Could the U.S. benefit from a national green bank?
A number of senators and representatives led by Sen. Chris Murphy (D-Conn.) and Rep.Elizabeth Esty (D-Conn.) have cosponsored The Green Bank Act of 2017 (PDF) (S. 1406. H.R. 2995). The act is expected to support the establishment of a national green bank capitalized with $10 billion in treasury-issued green bonds. This is the third time legislators have proposed it.
Extensive compromises have surrounded the history of this idea at the federal level. Some decision makers have sought to limit the ability of the proposed bank to interact directly with stakeholders. They have preferred a solution involving a middleman at the state or local level.
Legislators also have expressed skepticism about whether a green bank requires the creation of more government bureaucracy to fulfill functions that would best be addressed by the private market.
The question of whether this bank could fund nuclear power also has been controversial.
In 2009, a national green bank was first brought up as part of some broader energy reforms and legislation (The American Clean Energy and Security Act of 2009). It did not make the cut, as it passed through the lower House but was unable to make it through the Senate.
Then, the Green Bank Act of 2014 was introduced as a standalone act by Sen. Chris Van Hollen (D-Md.). At the time, Senate co-sponsors included Murphy and Sen. Richard Blumenthal (D-Conn.). By this time, the concept of a quasi–public financing institution focusing on clean-energy projects had taken off. A number of states had taken the initiative to pass legislation setting up similar institutions.
Fast-forward to July 2016. Van Hollen was again at the forefront of the campaign to get the act to sail through Congress with the introduction of H.R. 5802, the United States Green Bank Act of 2016. In September, Murphy introduced a companion bill to the Senate (S. 3382).
Late last month, Esty and Murphy, with co-sponsors from across the country, reintroduced H.R. 2995 and S. 1406, The Green Bank Act of 2017, an updated version of the 2014 and 2016 proposals.
This bank initially was conceived as a national bank with an initial capitalization of $10 billion and a mandate to underwrite and provide a comprehensive range of financing support to qualifying clean-energy projects and clean-energy-financing institutions. A number of changes have since taken place which redefine the objectives of the bank, limit the mechanisms available to it and set the level of risk it can underwrite.
A key change made in 2016 took away the bank’s ability to directly finance projects. Instead of that, the bank would be able to lend only to state or municipal green banks or clean-energy-financing authorities that meet certain criteria. These local institutions would then directly underwrite qualifying projects.

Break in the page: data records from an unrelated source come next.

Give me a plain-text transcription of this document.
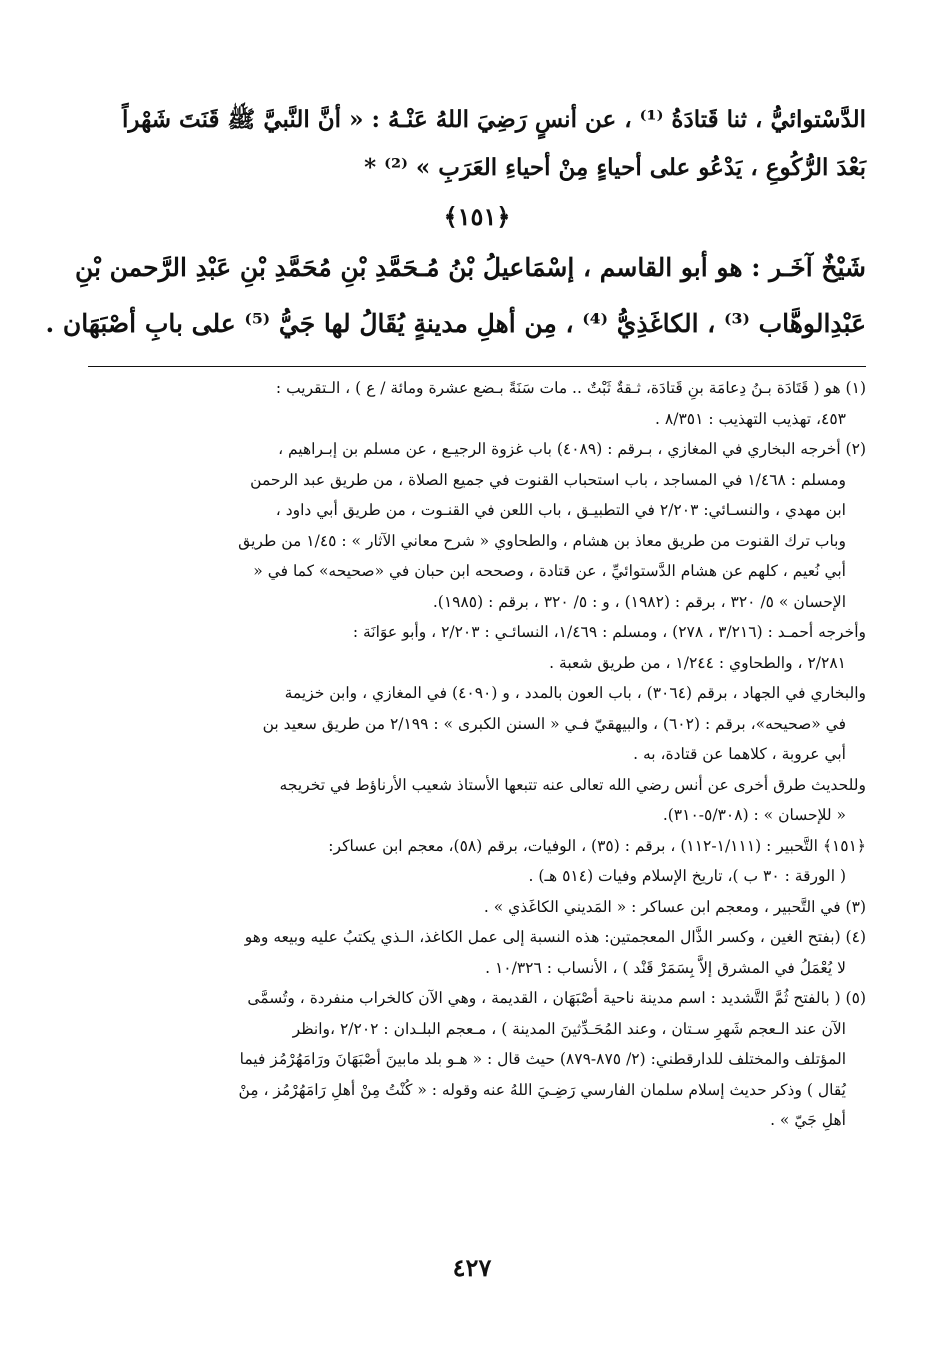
الدَّسْتوائيُّ ، ثنا قَتادَةُ ⁽¹⁾ ، عن أنسٍ رَضِيَ اللهُ عَنْـهُ : « أنَّ النَّبيَّ ﷺ قَنَتَ شَهْراً
بَعْدَ الرُّكُوعِ ، يَدْعُو على أحياءٍ مِنْ أحياءِ العَرَبِ » ⁽²⁾ *
﴿١٥١﴾
شَيْخٌ آخَـر : هو أبو القاسم ، إسْمَاعيلُ بْنُ مُـحَمَّدِ بْنِ مُحَمَّدِ بْنِ عَبْدِ الرَّحمن بْنِ
عَبْدِالوهَّاب ⁽³⁾ ، الكاغَذِيُّ ⁽⁴⁾ ، مِن أهلِ مدينةٍ يُقَالُ لها جَيُّ ⁽⁵⁾ على بابِ أصْبَهَان .
(١) هو ( قَتَادَة بـنُ دِعامَة بنِ قَتادَة، ثـقةٌ ثَبْتٌ .. مات سَنَةً بـضع عشرة ومائة / ع ) ، الـتقريب :
٤٥٣، تهذيب التهذيب : ٨/٣٥١ .
(٢) أخرجه البخاري في المغازي ، بـرقم : (٤٠٨٩) باب غزوة الرجيـع ، عن مسلم بن إبـراهيم ،
ومسلم : ١/٤٦٨ في المساجد ، باب استحباب القنوت في جميع الصلاة ، من طريق عبد الرحمن
ابن مهدي ، والنسـائي: ٢/٢٠٣ في التطبيـق ، باب اللعن في القنـوت ، من طريق أبي داود ،
وباب ترك القنوت من طريق معاذ بن هشام ، والطحاوي « شرح معاني الآثار » : ١/٤٥ من طريق
أبي نُعيم ، كلهم عن هشام الدَّستوائيِّ ، عن قتادة ، وصححه ابن حبان في «صحيحه» كما في «
الإحسان » ٥/ ٣٢٠ ، برقم : (١٩٨٢) ، و : ٥/ ٣٢٠ ، برقم : (١٩٨٥).
وأخرجه أحمـد : (٣/٢١٦ ، ٢٧٨) ، ومسلم : ١/٤٦٩، النسائـي : ٢/٢٠٣ ، وأبو عوَانَة :
٢/٢٨١ ، والطحاوي : ١/٢٤٤ ، من طريق شعبة .
والبخاري في الجهاد ، برقم (٣٠٦٤) ، باب العون بالمدد ، و (٤٠٩٠) في المغازي ، وابن خزيمة
في «صحيحه»، برقم : (٦٠٢) ، والبيهقيّ فـي « السنن الكبرى » : ٢/١٩٩ من طريق سعيد بن
أبي عروبة ، كلاهما عن قتادة، به .
وللحديث طرق أخرى عن أنس رضي الله تعالى عنه تتبعها الأستاذ شعيب الأرناؤط في تخريجه
« للإحسان » : (٥/٣٠٨-٣١٠).
﴿١٥١﴾ التَّحبير : (١/١١١-١١٢) ، برقم : (٣٥) ، الوفيات، برقم (٥٨)، معجم ابن عساكر:
( الورقة : ٣٠ ب )، تاريخ الإسلام وفيات (٥١٤ هـ) .
(٣) في التَّحبير ، ومعجم ابن عساكر : « المَديني الكاغَذي » .
(٤) (بفتح الغين ، وكسر الذَّال المعجمتين: هذه النسبة إلى عمل الكاغذ، الـذي يكتبُ عليه وبيعه وهو
لا يُعْمَلُ في المشرق إلاَّ بِسَمَرْ قَنْد ) ، الأنساب : ١٠/٣٢٦ .
(٥) ( بالفتح ثُمَّ التَّشديد : اسم مدينة ناحية أصْبَهَان ، القديمة ، وهي الآن كالخراب منفردة ، وتُسمَّى
الآن عند الـعجم شَهرِ سـتان ، وعند المُحَـدِّثينَ المدينة ) ، مـعجم البلـدان : ٢/٢٠٢ ،وانظر
المؤتلف والمختلف للدارقطني: (٢/ ٨٧٥-٨٧٩) حيث قال : « هـو بلد مابينَ أصْبَهَانَ ورَامَهُرْمُز فيما
يُقال ) وذكر حديث إسلام سلمان الفارسي رَضِـيَ اللهُ عنه وقوله : « كُنْتُ مِنْ أهلِ رَامَهُرْمُز ، مِنْ
أهلِ جَيّ » .
٤٢٧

Another major change involved adjusting the lending limits to state clean-energy-financing authorities. Previously the limit to individual institutions capped at $500 million, the current bill seeks to peg this lending at 20 percent of the initial funding requirements of the institutions.
The most recent version of the legislation also removes nuclear-energy projects from the definition of "Qualified Clean Energy Projects" that are eligible for funding.
Some of these changes reflect the constantly changing clean-energy-financing landscape and the evolving role of the green banks in soliciting and leveraging private capital. In 2009, when the idea originally was conceived, just one state had a green bank. Now, about eight such institutions exist across the country. Notable success stories have taken place in Connecticut and New York.
However, stakeholders may be getting worried about the delays in the passage of this critical legislation. They also may be concerned that the eventual impact of the act on the initial objectives of job creation and growth might be limited.
Gathering cross-party support has been challenging, Murphy said during an interview with Clean Energy Finance Forum last year. He said the Republican argument was that "the private market can fill this [financing] gap adequately."
The recent reintroduction appears to be facing some headwinds given the current administration’s energy policy priorities, which do not tend to favor clean energy. That same month, the president announced that the United States would be pulling out of the Paris Agreement.
It remains to be seen how the Paris Agreement decision may affect the prospects for clean energy in the United States. The domestic solar industry’s growth has slowed this year. But much of that challenge is attributable to financial roadblocks encountered by individual solar companies. It is unclear to what extent net-metering controversies at the state level have affected the growth of the industry.
Energy-efficiency investment has not taken off at a rapid rate the way that solar investment has. A national green bank might accelerate the expansion of both of these markets.
Note: Esty's spouse is employed at Yale University.